A Night in a Zambian Jail
By Wesley Ngwenya
As the 40th birthday party of my former boss wound up, three of us decided to share a cab on our way to our homes. It was just about midnight the cab sped through the lighted streets of Addis Ababa Road and turned towards Longacres. Two of the colleagues were having a heated argument and the lady got so upset and asked the cab driver to stop. The driver stopped soon after we passed Intercontinental Hotel and the lady got out of the car.
The streets were quiet at this time of the night and therefore no cars around. Meanwhile the other guy decided to take off with the cab driver as I followed the lady towards Intercontinental Hotel. I stood with her not too far from the hotel grounds waiting for a cab. Instead of a cab a van of armed police officers approached us and ordered us to get in the vehicle. We got in the vehicle and took off to Kabwata Police Station but not before rounding up the girls who were working the streets around Chrismar Hotel.
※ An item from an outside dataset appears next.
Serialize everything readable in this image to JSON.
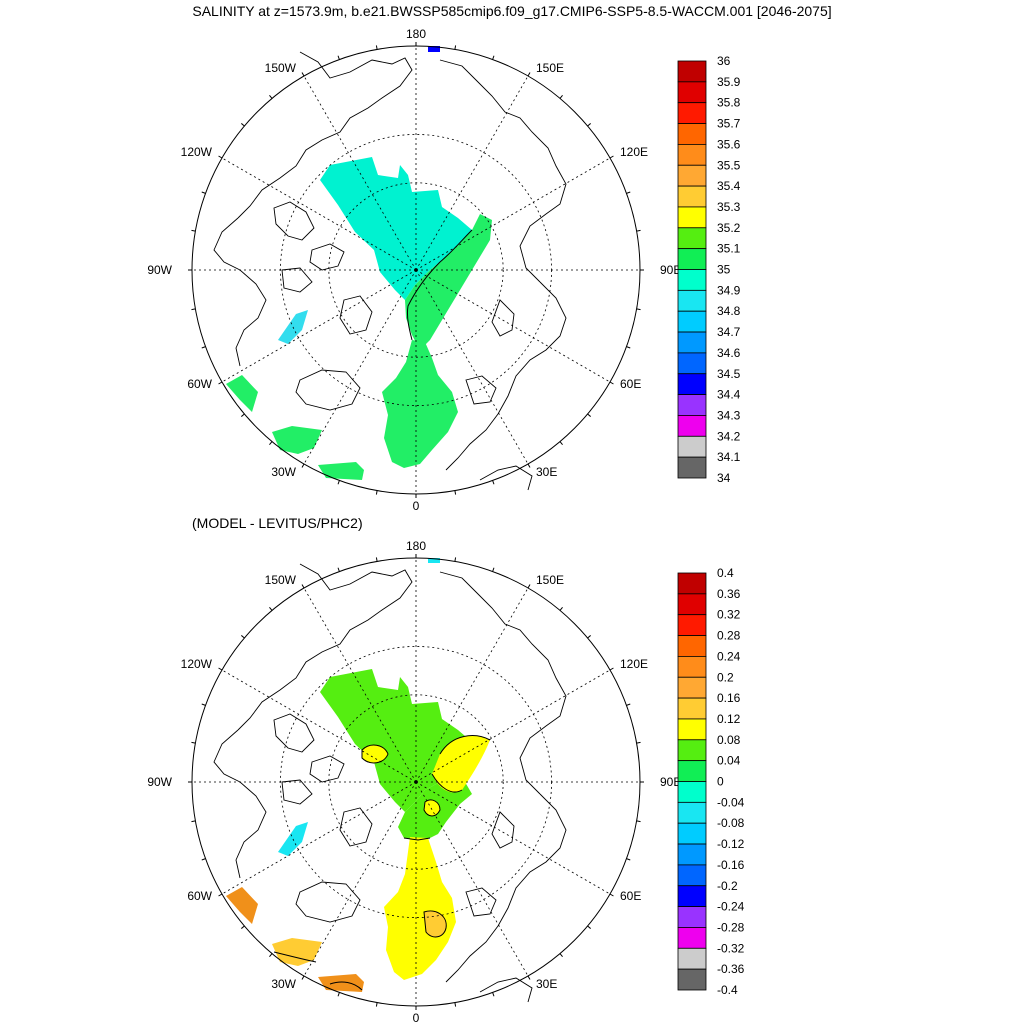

At the police station we were ordered to take off our shoes, etcetera. I demanded to know why I was being detained but the officers were arrogant and eager to show their power. While I was on the cool side my colleague was not. She was literally resisting arrest and told the police officers “who she was”. I could hear the conversation cool down as I was led into the police cells at Kabwata.
The cell was crowded with bodies occupying every available space. The toilet was stinking terribly. There were cockroaches, flies and all sorts of bugs who were sharing the space with us. In the cells I met one government employee who has been detained for two days because he accidentally hit the minister’s vehicle in the parking lot at Ministry of Lands. He is being accused of trying to kill the minister even though the vehicle was empty. There were all kinds of people none of them looked like criminals.
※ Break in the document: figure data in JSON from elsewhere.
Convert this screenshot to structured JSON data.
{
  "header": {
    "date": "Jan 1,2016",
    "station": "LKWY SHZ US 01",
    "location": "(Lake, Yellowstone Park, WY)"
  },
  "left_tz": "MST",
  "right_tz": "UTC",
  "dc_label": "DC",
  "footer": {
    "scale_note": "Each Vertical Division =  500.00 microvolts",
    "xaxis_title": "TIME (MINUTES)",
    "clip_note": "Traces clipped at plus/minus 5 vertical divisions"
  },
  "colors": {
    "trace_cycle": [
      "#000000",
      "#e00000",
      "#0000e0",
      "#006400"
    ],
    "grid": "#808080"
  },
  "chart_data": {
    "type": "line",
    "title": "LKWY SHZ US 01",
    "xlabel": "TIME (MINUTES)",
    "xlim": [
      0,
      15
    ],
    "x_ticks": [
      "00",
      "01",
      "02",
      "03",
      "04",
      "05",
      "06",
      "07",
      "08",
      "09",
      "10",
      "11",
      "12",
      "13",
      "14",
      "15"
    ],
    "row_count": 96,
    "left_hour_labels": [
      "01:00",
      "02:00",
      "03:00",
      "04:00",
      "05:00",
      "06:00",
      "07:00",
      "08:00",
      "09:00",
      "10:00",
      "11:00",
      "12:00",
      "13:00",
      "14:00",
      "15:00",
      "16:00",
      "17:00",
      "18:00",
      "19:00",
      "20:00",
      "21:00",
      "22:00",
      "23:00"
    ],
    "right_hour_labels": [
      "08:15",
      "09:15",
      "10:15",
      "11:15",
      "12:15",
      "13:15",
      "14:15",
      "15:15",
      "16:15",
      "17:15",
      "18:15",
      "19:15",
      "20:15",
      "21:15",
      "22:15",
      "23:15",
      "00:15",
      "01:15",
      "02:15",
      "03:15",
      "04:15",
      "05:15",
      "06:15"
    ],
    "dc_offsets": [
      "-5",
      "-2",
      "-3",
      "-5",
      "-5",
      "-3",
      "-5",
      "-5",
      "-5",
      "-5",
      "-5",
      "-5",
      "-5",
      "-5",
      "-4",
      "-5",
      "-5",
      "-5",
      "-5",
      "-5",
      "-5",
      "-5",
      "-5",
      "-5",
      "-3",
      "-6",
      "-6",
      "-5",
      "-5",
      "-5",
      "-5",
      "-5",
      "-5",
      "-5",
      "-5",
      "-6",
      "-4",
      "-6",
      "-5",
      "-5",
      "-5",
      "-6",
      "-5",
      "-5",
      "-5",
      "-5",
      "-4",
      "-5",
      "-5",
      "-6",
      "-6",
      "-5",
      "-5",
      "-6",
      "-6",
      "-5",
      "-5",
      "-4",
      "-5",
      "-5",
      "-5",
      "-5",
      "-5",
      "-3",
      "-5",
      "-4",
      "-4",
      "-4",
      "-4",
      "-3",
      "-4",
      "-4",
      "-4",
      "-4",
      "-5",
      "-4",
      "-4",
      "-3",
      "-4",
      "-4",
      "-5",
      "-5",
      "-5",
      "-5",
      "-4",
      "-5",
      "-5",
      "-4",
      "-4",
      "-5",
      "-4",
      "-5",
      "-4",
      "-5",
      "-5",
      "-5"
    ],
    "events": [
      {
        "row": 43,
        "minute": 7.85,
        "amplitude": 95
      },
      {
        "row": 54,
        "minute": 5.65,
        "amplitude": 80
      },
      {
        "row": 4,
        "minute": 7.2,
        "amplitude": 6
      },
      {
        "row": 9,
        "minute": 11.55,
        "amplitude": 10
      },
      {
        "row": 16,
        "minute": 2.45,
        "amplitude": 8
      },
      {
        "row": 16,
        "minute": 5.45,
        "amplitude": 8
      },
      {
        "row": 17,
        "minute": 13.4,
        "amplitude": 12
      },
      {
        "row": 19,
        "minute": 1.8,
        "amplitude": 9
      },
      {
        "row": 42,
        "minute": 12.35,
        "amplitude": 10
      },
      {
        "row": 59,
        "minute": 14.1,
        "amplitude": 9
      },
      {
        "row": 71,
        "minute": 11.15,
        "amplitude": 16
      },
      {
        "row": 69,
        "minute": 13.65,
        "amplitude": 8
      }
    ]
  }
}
While everyone fell asleep and some even snoring lots of thoughts crept through my mind. I thought about how it was dehumanizing. How I was harassed. How unhelpful, ignorant and arrogant the officers had been. What were my rights and if I could sue the police? I had never ever committed a crime in my life. What bothered me most is how it was difficult to reason and talk with the police. Why did I have to spend the night in the police cells if my offence was a payable fine of $4? They said they did not have the receipt book and so I will have to pay in the morning. I was later told by my cellmates that I should have just offered to bribe them and they would have let me go. How stupid was I not to even have thought about this. I would have gladly paid my bribe price had I known.
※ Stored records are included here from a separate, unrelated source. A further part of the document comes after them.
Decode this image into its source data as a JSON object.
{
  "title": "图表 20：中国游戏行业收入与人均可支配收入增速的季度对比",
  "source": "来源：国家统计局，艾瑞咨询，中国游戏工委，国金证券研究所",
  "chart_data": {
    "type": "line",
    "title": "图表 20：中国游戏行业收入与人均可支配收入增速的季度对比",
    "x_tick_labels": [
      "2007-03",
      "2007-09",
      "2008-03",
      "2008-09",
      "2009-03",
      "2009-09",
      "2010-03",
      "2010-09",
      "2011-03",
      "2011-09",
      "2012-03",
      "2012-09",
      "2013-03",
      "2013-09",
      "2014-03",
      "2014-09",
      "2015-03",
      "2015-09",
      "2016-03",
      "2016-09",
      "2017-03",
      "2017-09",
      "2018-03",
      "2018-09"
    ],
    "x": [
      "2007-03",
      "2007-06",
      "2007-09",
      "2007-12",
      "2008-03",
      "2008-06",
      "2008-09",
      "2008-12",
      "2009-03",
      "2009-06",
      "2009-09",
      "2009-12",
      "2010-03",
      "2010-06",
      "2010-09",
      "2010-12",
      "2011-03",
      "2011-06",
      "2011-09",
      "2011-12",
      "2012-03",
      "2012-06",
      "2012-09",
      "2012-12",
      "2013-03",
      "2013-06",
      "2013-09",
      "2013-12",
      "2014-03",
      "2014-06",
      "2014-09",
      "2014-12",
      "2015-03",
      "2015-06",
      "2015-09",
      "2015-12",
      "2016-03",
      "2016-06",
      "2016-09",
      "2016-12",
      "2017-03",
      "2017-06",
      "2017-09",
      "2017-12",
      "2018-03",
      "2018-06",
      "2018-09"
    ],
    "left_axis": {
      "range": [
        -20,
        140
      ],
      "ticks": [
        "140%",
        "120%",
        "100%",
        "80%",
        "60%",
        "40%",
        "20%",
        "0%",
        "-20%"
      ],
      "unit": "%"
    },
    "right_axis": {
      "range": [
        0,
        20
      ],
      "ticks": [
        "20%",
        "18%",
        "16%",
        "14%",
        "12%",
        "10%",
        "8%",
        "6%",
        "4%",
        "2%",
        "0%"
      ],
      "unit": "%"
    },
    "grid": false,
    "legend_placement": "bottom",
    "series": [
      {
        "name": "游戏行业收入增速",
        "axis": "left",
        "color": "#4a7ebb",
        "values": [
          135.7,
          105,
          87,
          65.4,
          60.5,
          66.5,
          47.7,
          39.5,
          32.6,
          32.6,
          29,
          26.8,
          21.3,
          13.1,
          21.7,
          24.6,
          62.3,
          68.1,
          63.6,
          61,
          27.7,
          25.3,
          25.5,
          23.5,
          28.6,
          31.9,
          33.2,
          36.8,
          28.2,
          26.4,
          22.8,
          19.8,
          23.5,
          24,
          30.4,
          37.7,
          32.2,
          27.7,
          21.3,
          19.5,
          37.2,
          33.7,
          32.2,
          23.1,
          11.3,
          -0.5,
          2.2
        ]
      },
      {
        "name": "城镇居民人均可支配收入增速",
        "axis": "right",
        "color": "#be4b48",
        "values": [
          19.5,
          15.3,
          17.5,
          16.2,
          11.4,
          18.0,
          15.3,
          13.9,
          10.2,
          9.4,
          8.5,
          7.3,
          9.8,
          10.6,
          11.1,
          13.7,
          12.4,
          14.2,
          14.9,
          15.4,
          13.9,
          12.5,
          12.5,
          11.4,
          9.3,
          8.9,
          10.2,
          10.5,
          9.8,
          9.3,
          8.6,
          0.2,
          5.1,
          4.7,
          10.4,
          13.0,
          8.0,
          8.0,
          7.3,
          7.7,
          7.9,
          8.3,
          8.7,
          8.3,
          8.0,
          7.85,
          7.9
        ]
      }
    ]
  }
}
As I was being led out of the cells around 5am I kept thinking about how sickening our justice system was in this country. Is there even justice? The education level of our police offices leaves much to be desired. I felt like a real criminal those few hours I spent inside there. Instead of paying the $4 they took the all the little money on me. They were kind enough though to give me some change for a cab from my money. There was no receipt. And the lady colleague who supposedly was changed the same offence as me never spent a second in the cells because her mother is a “somebody”. Now that is justice in Zambia.